Viral inhibition of BAK promotes murine cytomegalovirus dissemination to salivary glands

Abstract

Apoptosis induction is an important host defense mechanism to control viral infection, which is antagonized by viral proteins. Murine cytomegalovirus m41.1 encodes a viral inhibitor of BAK oligomerization (vIBO) that blocks the mitochondrial apoptosis mediator BAK. However, its importance for viral fitness in vivo has not been investigated. Here, we show that an m41.1-deficient virus attains reduced titers in salivary glands of wild-type but not Bak1(-/-) mice, indicating a requirement of BAK inhibition for optimal dissemination in vivo.

Fig 1

Construction and genetic analysis of mutant MCMVs. (A) The m157 gene was replaced by a zeo marker within the MCMV K181 BAC to facilitate infection of C57BL/6 mice. This K181Δm157 virus was used as a wild-type-like (wt-l) virus in all experiments. To generate an m41.1ko virus, the m41 locus was first replaced by galK-kan followed by reinsertion of a mutated m41 ORF, in which the three ATGs of m41.1 had been changed to ACG. The revertant virus was constructed using the same two-step strategy. (B) BAC DNA of wt and mutant MCMV genomes was digested to check for m157 deletion with XbaI and separated on 0.6% agarose gels. A 4.4-kb fragment in the parental K181 BAC is indicated by an arrowhead. (C) Sequencing of wt-l, m41.1ko, and rev BAC DNA. In the wt-l sequence, ATG is highlighted in boldface. Point mutations within the m41.1 ATG codons are indicated in gray.

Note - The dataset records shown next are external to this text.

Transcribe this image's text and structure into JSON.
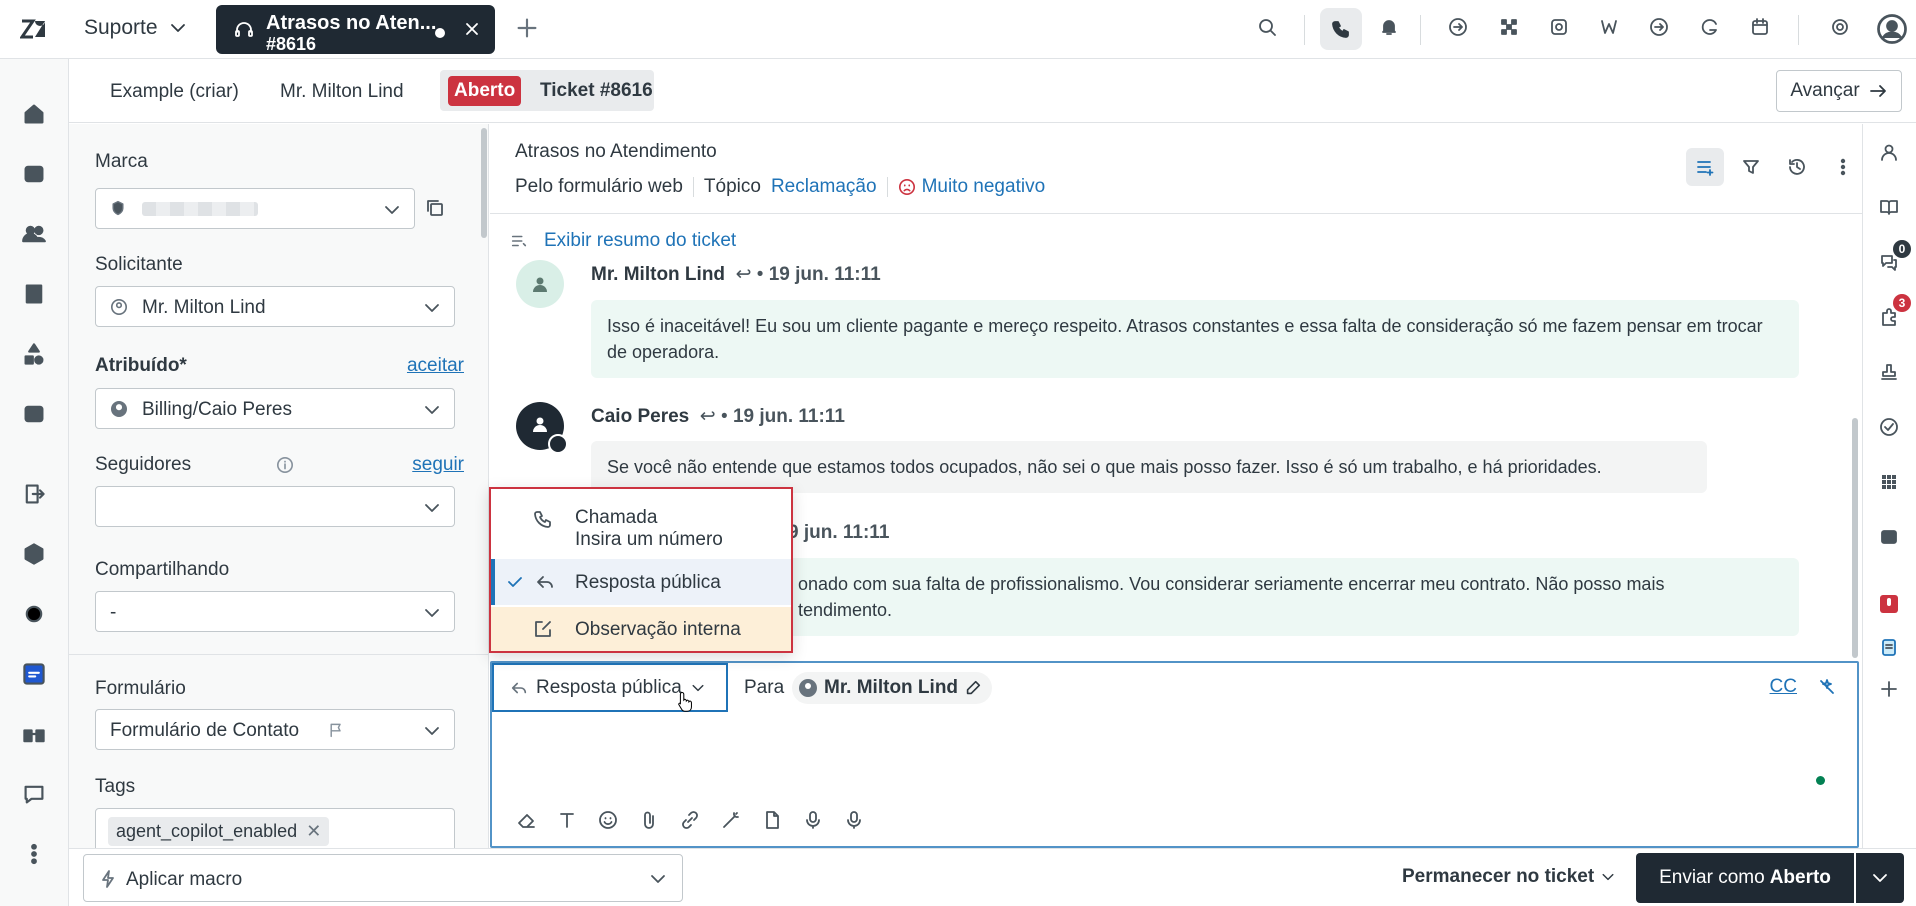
{
  "header": {
    "product": "Suporte",
    "tab": {
      "title": "Atrasos no Aten...",
      "id": "#8616"
    }
  },
  "subheader": {
    "breadcrumbs": [
      "Example (criar)",
      "Mr. Milton Lind"
    ],
    "status_badge": "Aberto",
    "ticket_label": "Ticket #8616",
    "advance_label": "Avançar"
  },
  "properties": {
    "brand_label": "Marca",
    "requester_label": "Solicitante",
    "requester_value": "Mr. Milton Lind",
    "assignee_label": "Atribuído*",
    "assignee_link": "aceitar",
    "assignee_value": "Billing/Caio Peres",
    "followers_label": "Seguidores",
    "followers_link": "seguir",
    "sharing_label": "Compartilhando",
    "sharing_value": "-",
    "form_label": "Formulário",
    "form_value": "Formulário de Contato",
    "tags_label": "Tags",
    "tag": "agent_copilot_enabled"
  },
  "conversation": {
    "title": "Atrasos no Atendimento",
    "via": "Pelo formulário web",
    "topic_label": "Tópico",
    "topic_value": "Reclamação",
    "sentiment": "Muito negativo",
    "summary_link": "Exibir resumo do ticket",
    "messages": [
      {
        "author": "Mr. Milton Lind",
        "time": "19 jun. 11:11",
        "text": "Isso é inaceitável! Eu sou um cliente pagante e mereço respeito. Atrasos constantes e essa falta de consideração só me fazem pensar em trocar de operadora."
      },
      {
        "author": "Caio Peres",
        "time": "19 jun. 11:11",
        "text": "Se você não entende que estamos todos ocupados, não sei o que mais posso fazer. Isso é só um trabalho, e há prioridades."
      },
      {
        "author": "",
        "time": "9 jun. 11:11",
        "text": "onado com sua falta de profissionalismo. Vou considerar seriamente encerrar meu contrato. Não posso mais",
        "text2": "tendimento."
      }
    ]
  },
  "channel_menu": {
    "call_label": "Chamada",
    "call_sub": "Insira um número",
    "public_label": "Resposta pública",
    "internal_label": "Observação interna"
  },
  "composer": {
    "channel": "Resposta pública",
    "to_label": "Para",
    "to_value": "Mr. Milton Lind",
    "cc_label": "CC"
  },
  "rightbar": {
    "badge_chat": "0",
    "badge_apps": "3"
  },
  "footer": {
    "macro_placeholder": "Aplicar macro",
    "stay_label": "Permanecer no ticket",
    "submit_prefix": "Enviar como",
    "submit_status": "Aberto"
  },
  "colors": {
    "accent": "#1f73b7",
    "open_badge": "#cc3340",
    "dark": "#1f2933",
    "internal_note": "#fdefd8",
    "customer_bubble": "#edf8f4"
  }
}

Translated amino acid sequences are shown beneath the nucleotide sequences. (D) 10.1 fibroblasts were infected with wt-l, m41.1ko, and rev viruses. At 24 hpi, m41.1 expression was analyzed by RT-PCR using a forward primer that ends on the T of the second m41.1 ATG codon (5′-ATGATCGTCGCGGCGAT-3′ and 5′-GGAGGGCGCGACGAAAG-3′). GAPDH, glyceraldehyde-3-phosphate dehydrogenase. (E) Expression of m41 was analyzed by immunoblotting in virus-infected RAW264.7 macrophages using the m41-specific antibody 2A6 (18).

Fig 2

Characterization of mutant MCMVs in cell culture. (A) 10.1 fibroblasts were infected with wt-l, m41.1ko, and rev viruses at an MOI of 5. Six hours postinfection, cells were stimulated with staurosporine (STS). Cell viability was analyzed by MTS assay at 24 hpi. (B) RAW264.7 macrophages were infected with the indicated viruses (MOI of 5). Cell viability was measured 48 hpi by MTS assay. (C and D) Bak- or Bax-deficient mouse embryonic fibroblasts (MEFs) were infected with wt-l, m41.1ko, or rev. Cell viability was determined 72 hpi. Experiments were done with 5 or more replicates; means and standard errors of the means (SEM) are shown. Statistical significance was assessed by Student's t test (***, P < 0.001; ns, not significant). (E) 10.1 fibroblasts were infected with wt-l, m41.1ko, and rev virus or treated with STS to induce apoptosis. At 21 hpi, caspase-3 cleavage was analyzed by immunoblotting using a capase-3 (Casp-3)-specific antibody (no. 9662; Cell Signaling). IE1 was detected as an infection control and β-actin as a loading control using monoclonal antibodies (MAbs) CROMA101 and Ac-74 (Sigma), respectively.

Fig 3

Replication of mutant MCMVs in cell culture. (A and B) 10.1 fibroblasts or RAW264.7 macrophages were infected with wt-l, m41.1ko, or rev virus at an MOI of 0.02. Supernatants were collected, and viral titers were determined by plaque assay or the TCID₅₀ method. (C and D) BMDMs were isolated as described previously (31). On day 7 after isolation, cells were infected with wt-l, m41.1ko, or rev virus at an MOI of 0.02. Supernatants were collected and viral titers were determined by plaque assay. All experiments were done in duplicate or triplicate; means and SEM are shown.

Fig 4

Replication of the m41.1ko virus in C57BL/6 and Bak1^−/− mice. C57BL/6 or Bak1^−/− mice were infected either intravenously (A to C) or intraperitoneally (D and E) with 2 × 10⁵ PFU/mouse. On days 3 (A and D) and 10 (B and C) or 14 (E) postinfection, mice were sacrificed. Virus titers in the spleen, lungs, and SGs were determined by plaque assay. Statistical significance was assessed using the Mann-Whitney test (*, P < 0.05; **; P < 0.01; ns, not significant). DL, detection limit.